Termin DUCHOLOGIA pochodzi od francuskiego słowa hantologie. Pojęcie po raz pierwszy zastosował francuski filozof Jacques Derrida. Według niego teraźniejszość istnieje tylko w odniesieniu do przeszłości, a ludzkość po końcu historii powróci do estetyk, form i mediów obecnie postrzeganych jako przestarzałe.

Na świecie „duchologia" funkcjonuje od dawna, sprawdza się w badaniu retromanii, powrotu do starych mediów – aparatów fotograficznych, adapterów, estetyki komputerowej z epoki Atari czy Game Boyów. Jednak w Polsce „duchologia" na dobre związała się z nazwiskiem Olgi Drendy – autorki strony internetowej zbierającej ciekawostki z przełomu transformacyjnego. Zwieńczeniem kariery pojęcia była książka Drendy "Duchologia polska" opisująca przedmioty, wnętrza, widoki i fonosferę późnego PRL-u i wczesnego dzikiego kapitalizmu w Polsce.

Z tej książki pożyczyliśmy tytuł i czas.

W teatralnej "Duchologii polskiej" szukamy bohaterów transformacji. Pierwszych celebrytów, obiektów aspiracji i marzeń. Kaszpirowski, Alexis Colby czy Człowiek z czarną teczką nawiązujący do Stana Tymińskiego – to oni symbolizują kapitalistyczny postpeerelowski haj. W naszym przedstawieniu bohaterowie zerwani ze smyczy realnego socjalizmu, skoczą w świat magii i zjawisk paranormalnych. Uzdrowiciele, duchy, starzy bogowie zjawią się ramię w ramię z górnikami, biznesmenami, gwiazdami oper mydlanych. Będziemy bawić się telewizyjnymi i teatralnymi formami oraz narracjami, które mają powołać nowy, wspanialszy świat.

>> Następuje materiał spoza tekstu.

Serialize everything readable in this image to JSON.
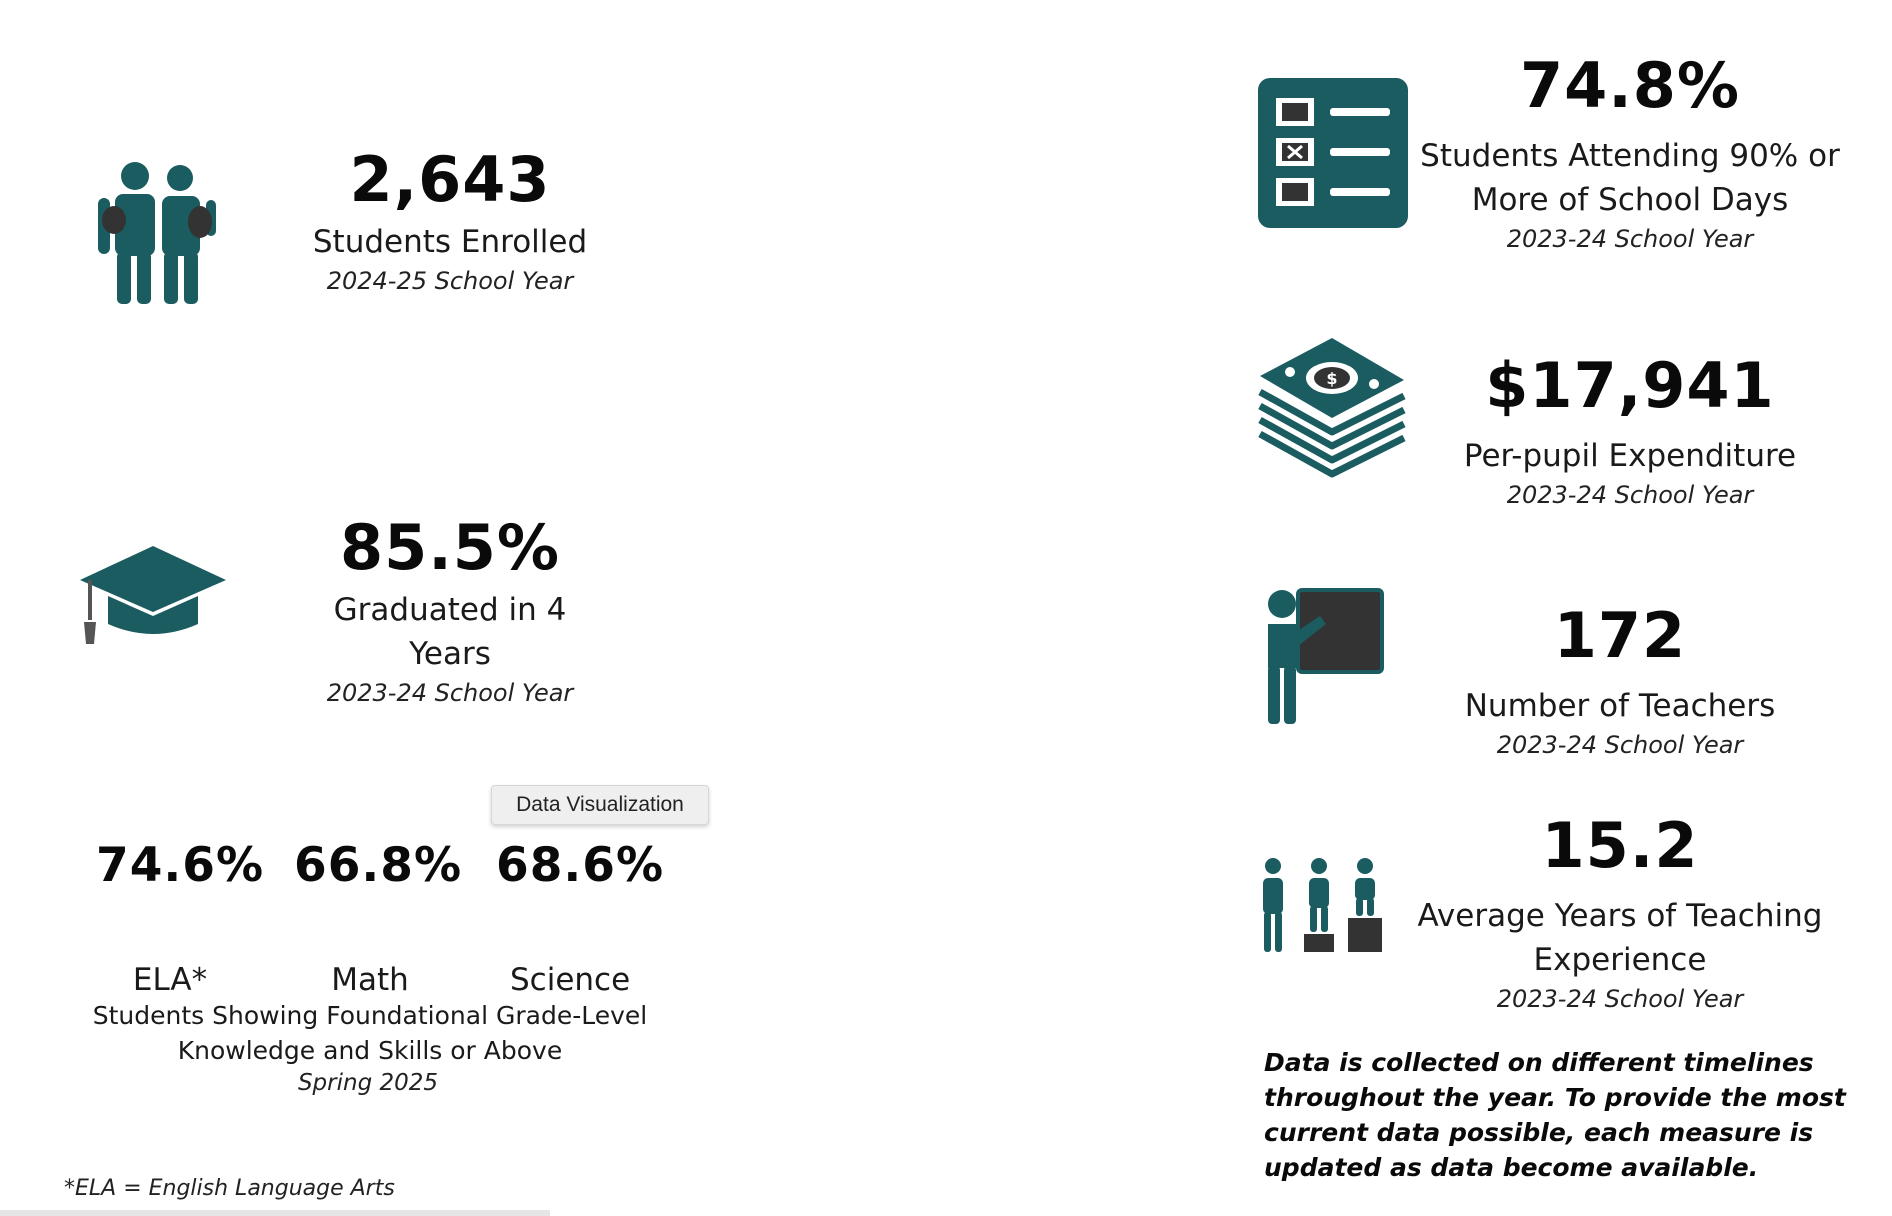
{
  "colors": {
    "accent": "#1b5c60",
    "dark": "#3a3a3a"
  },
  "enrolled": {
    "value": "2,643",
    "label": "Students Enrolled",
    "year": "2024-25 School Year",
    "icon": "students-icon"
  },
  "graduated": {
    "value": "85.5%",
    "label": "Graduated in 4 Years",
    "year": "2023-24 School Year",
    "icon": "graduation-cap-icon"
  },
  "subjects": {
    "items": [
      {
        "value": "74.6%",
        "label": "ELA*"
      },
      {
        "value": "66.8%",
        "label": "Math"
      },
      {
        "value": "68.6%",
        "label": "Science"
      }
    ],
    "description_line1": "Students Showing Foundational Grade-Level",
    "description_line2": "Knowledge and Skills or Above",
    "period": "Spring 2025"
  },
  "tooltip": "Data Visualization",
  "footnote": "*ELA = English Language Arts",
  "attendance": {
    "value": "74.8%",
    "label_line1": "Students Attending 90% or",
    "label_line2": "More of School Days",
    "year": "2023-24 School Year",
    "icon": "checklist-icon"
  },
  "expenditure": {
    "value": "$17,941",
    "label": "Per-pupil Expenditure",
    "year": "2023-24 School Year",
    "icon": "money-stack-icon"
  },
  "teachers": {
    "value": "172",
    "label": "Number of Teachers",
    "year": "2023-24 School Year",
    "icon": "teacher-board-icon"
  },
  "experience": {
    "value": "15.2",
    "label_line1": "Average Years of Teaching",
    "label_line2": "Experience",
    "year": "2023-24 School Year",
    "icon": "podium-people-icon"
  },
  "notice": "Data is collected on different timelines throughout the year. To provide the most current data possible, each measure is updated as data become available."
}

Nowy świat potrzebuje jednak pierwszego rytuału i mitu. Czy bohaterowie podołają temu wyzwaniu? Ambicje mają ogromne. Przecież wszystko nagle stało się możliwe. Można być, kim się chce, jechać, gdzie oczy poniosą. Można wreszcie mówić, co się żywnie podoba. Z dnia na dzień w telewizji przybywa kanałów, otwierają się gazety opowiadające niesłychane historie, czasem upragniony Zachód wlewa się w nową codzienność w fantastycznym kształcie. Polska staje się miejscem cudów, kolory nabierają intensywności, łączą się w jaskrawe patchworki – podobnie jak idee, teorie, hipotezy. Toniemy w informacjach, do których dotąd nie mieliśmy dostępu. Zaciera się granica między nauką a fantastyką. Wszystko jest jednocześnie. To świat naszych bohaterów.

Jednak spod jarmarcznej pstrokacizny przebija też mrok każdego początku. Na początku była przecież ciemność. Strach i zwątpienie. Zerwanie ze starym porządkiem to szansa dla małych egoizmów, a wolność niepostrzeżenie skończyć się może megalomanią i przemocą. Wtedy nowy świat może przekształcić się w koszmar. Czy nie doświadczamy tego we współczesnej Polsce?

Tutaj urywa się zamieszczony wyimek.